人生100年時代を生きる私たちにとって、健康で長く活き活きと過ごすことは最大の願いです。しかし若い頃に不摂生を続ければ、年齢を重ねたときに体の免疫力が衰え、健康を損なうリスクは高まります。
運動が必要とされる理由は明快です。第一に、身体機能を維持するため。健康であることは、快活な毎日を保証します。体調を崩せば、仕事も生活も思うように進まず、パフォーマンスは大きく落ちてしまいます。
子どもの頃を思い出してください。眠くなれば眠り、翌朝には元気いっぱいで遊びや学びに向かう。健康な体が、充実した日常の土台となっていたのです。大人になった今も、その原理は変わりません。
大人になると、夜遅くまで働き、意識的に時間を取らなければ運動をしなくなります。そして、体だけでなく「脳の疲労」も積み重なっていきます。
ここで重要なのは、肉体の疲労は睡眠で回復できても、脳疲労は睡眠だけでは十分に癒えないという事実です。運動には、筋力や体力の向上と同時に、脳の疲れを解きほぐす効能があります。
走っているとき、無心になれる瞬間があります。悩みや執着から一時的に距離を取り、心を静めることができる。まさに運動は、精神を安定へと導く力を秘めているのです。
興味深いのは「オートパイロット」という機能が働き、私たちが無心になっている時、脳は自らの意思とは別に物事を処理しているという研究もあるようです。この機能を活用しない手はないでしょう。
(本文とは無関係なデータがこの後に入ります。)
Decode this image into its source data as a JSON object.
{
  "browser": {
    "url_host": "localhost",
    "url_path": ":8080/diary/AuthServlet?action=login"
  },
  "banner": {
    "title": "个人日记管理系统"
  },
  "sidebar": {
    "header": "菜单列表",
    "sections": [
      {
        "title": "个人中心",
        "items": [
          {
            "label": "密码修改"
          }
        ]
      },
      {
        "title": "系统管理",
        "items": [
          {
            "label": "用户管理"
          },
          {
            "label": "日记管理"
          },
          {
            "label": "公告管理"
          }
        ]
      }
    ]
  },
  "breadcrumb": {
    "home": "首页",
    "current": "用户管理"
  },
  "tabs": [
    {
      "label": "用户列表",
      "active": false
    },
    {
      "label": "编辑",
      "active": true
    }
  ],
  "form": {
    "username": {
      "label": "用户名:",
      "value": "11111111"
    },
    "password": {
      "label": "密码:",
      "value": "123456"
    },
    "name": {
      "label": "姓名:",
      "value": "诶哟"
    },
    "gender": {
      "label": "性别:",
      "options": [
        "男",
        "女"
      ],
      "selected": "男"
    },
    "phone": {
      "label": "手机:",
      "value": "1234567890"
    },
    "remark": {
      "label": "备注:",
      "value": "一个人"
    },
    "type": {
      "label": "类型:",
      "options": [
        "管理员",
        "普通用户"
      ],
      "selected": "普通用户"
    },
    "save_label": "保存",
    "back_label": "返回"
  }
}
仏教では「心身一如」と説かれます。心と体は別々ではなく、一つに働いています。体を整えれば心が整い、心を澄ませば体も健やかになる。運動習慣とは、この「一如」を日常で実感する方法でもあるのです。
身体は資本です。
ぜひ運動を生活に取り入れ、心身ともに健康で、100年の人生を楽しく歩んでいきましょう。